@belleriverjf,
belleriverjf wrote:
Holy, people!! Are you serious?
Who is keeping the child from her mother and vice-versa?
You are making it more of an issue than it is!
In my culture we are saying ‘making an elephant from the fly’.
The girl is fine without her mother. For days. Don’t even ask to call her. I or her father have to remind her to call mommy (some times).
One of the respondents made valuable suggestion to me early on. I will adapt the approach she suggested.
We are all set
And again, I asked directly before....What IS your culture?
Yes, of course if you say to the child your mother is not coming to an event, she may be fine....or may be just saying she is fine.
Sure she needs to be reminded to call her mother, she's a child. Children need to be reminded of all sorts of things. From saying please and thank you, to wiping their butt properly, to calling their mother. So what? This doesn't mean she doesn't care.
You definately ARE keeping the child from her mother. You want her to see her mother only when it's convenient for you.
That said, children think and feel very deeply. And be very good at keeping these feelings hidden. They are much more savvy as to what is going on around them then many adults care to remember.
She's not an inanimate object that can be just moved around at others will. You can see mommy, but only on the terms we grownups who can't get along say you can see her. She knows that creating a hub bub about this is just going to make matters worse, and as a child, she may believe this will lead to her seeing her mother even less.
As far as making a mountain out of a mole hill, who is the adult that can't bear to sit in the same room with another person for a couple of hours, and needs to start a campaign of systematically pitting future mother in law against mother of child and against the father, the father against child, the child against everyone who is keeping her from seeing her mother as often as she now is, and even going so far as to put the onus on the child by saying that she doesn't care because she has to be reminded to call her mother.
You're a piece of work. You're not even married to the man yet, and it didn't escape my attention in your first post that you had to campaign to even be invited to family events.
Guess what? You're not family yet.
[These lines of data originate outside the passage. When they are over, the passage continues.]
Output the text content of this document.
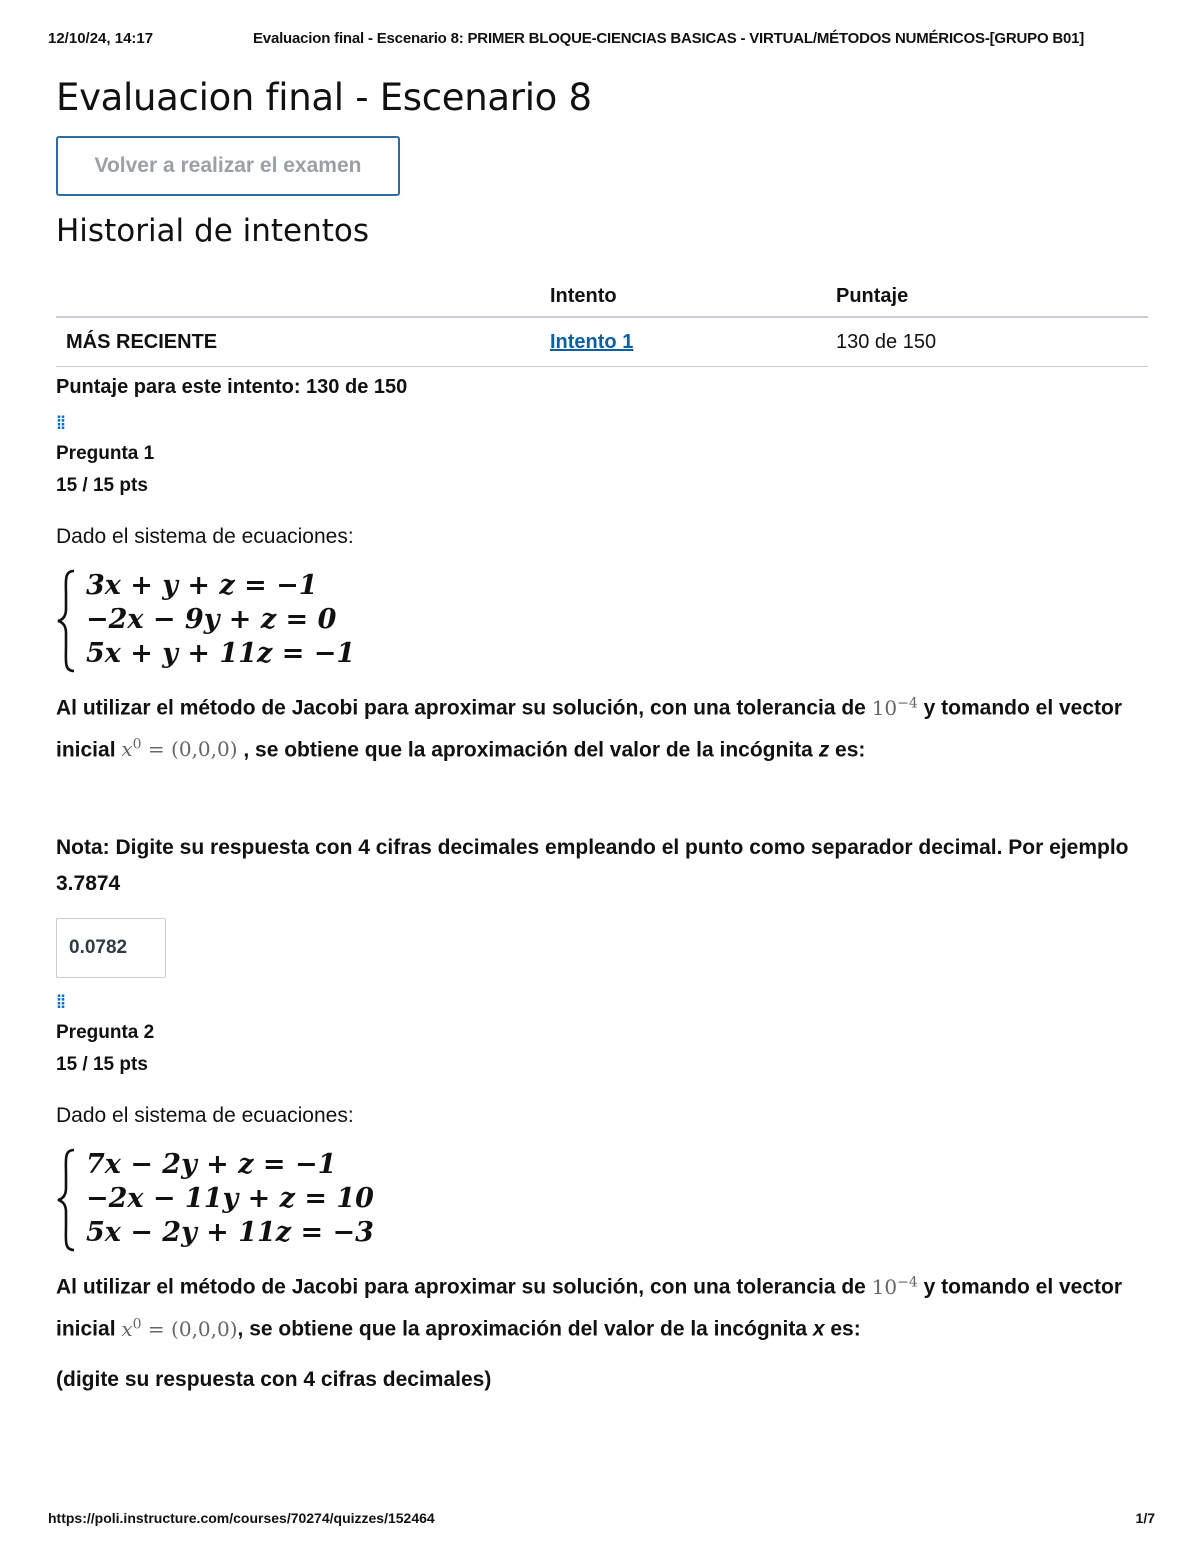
12/10/24, 14:17	Evaluacion final - Escenario 8: PRIMER BLOQUE-CIENCIAS BASICAS - VIRTUAL/MÉTODOS NUMÉRICOS-[GRUPO B01]
Evaluacion final - Escenario 8
Volver a realizar el examen
Historial de intentos
	Intento	Puntaje
MÁS RECIENTE	Intento 1	130 de 150
Puntaje para este intento: 130 de 150
⁞⁞
Pregunta 1
15 / 15 pts
Dado el sistema de ecuaciones:
3x + y + z = −1
−2x − 9y + z = 0
5x + y + 11z = −1
Al utilizar el método de Jacobi para aproximar su solución, con una tolerancia de $10^{-4}$ y tomando el vector inicial $x^0 = (0,0,0)$ , se obtiene que la aproximación del valor de la incógnita z es:
Nota: Digite su respuesta con 4 cifras decimales empleando el punto como separador decimal. Por ejemplo 3.7874
0.0782
⁞⁞
Pregunta 2
15 / 15 pts
Dado el sistema de ecuaciones:
7x − 2y + z = −1
−2x − 11y + z = 10
5x − 2y + 11z = −3
Al utilizar el método de Jacobi para aproximar su solución, con una tolerancia de $10^{-4}$ y tomando el vector inicial $x^0 = (0,0,0)$, se obtiene que la aproximación del valor de la incógnita x es:
(digite su respuesta con 4 cifras decimales)
https://poli.instructure.com/courses/70274/quizzes/152464	1/7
The mother is, and always will be.
Why is this child not with her mother in the first place, and merely visiting her father on occassion?
If the situation was reversed, and the father was being told he could attend family events because his ex wife boyfriend just couldn't bear to be in the same room, would he just say "Sure, I don't mind not seeing my daughter as often as I can. I mean, I don't want to hurt my ex wifes boyfriend."
So what culture are you? What culture frowns upon a mother and child seeing each other, and caters to the discomfort of someone who in incapable of being an adult?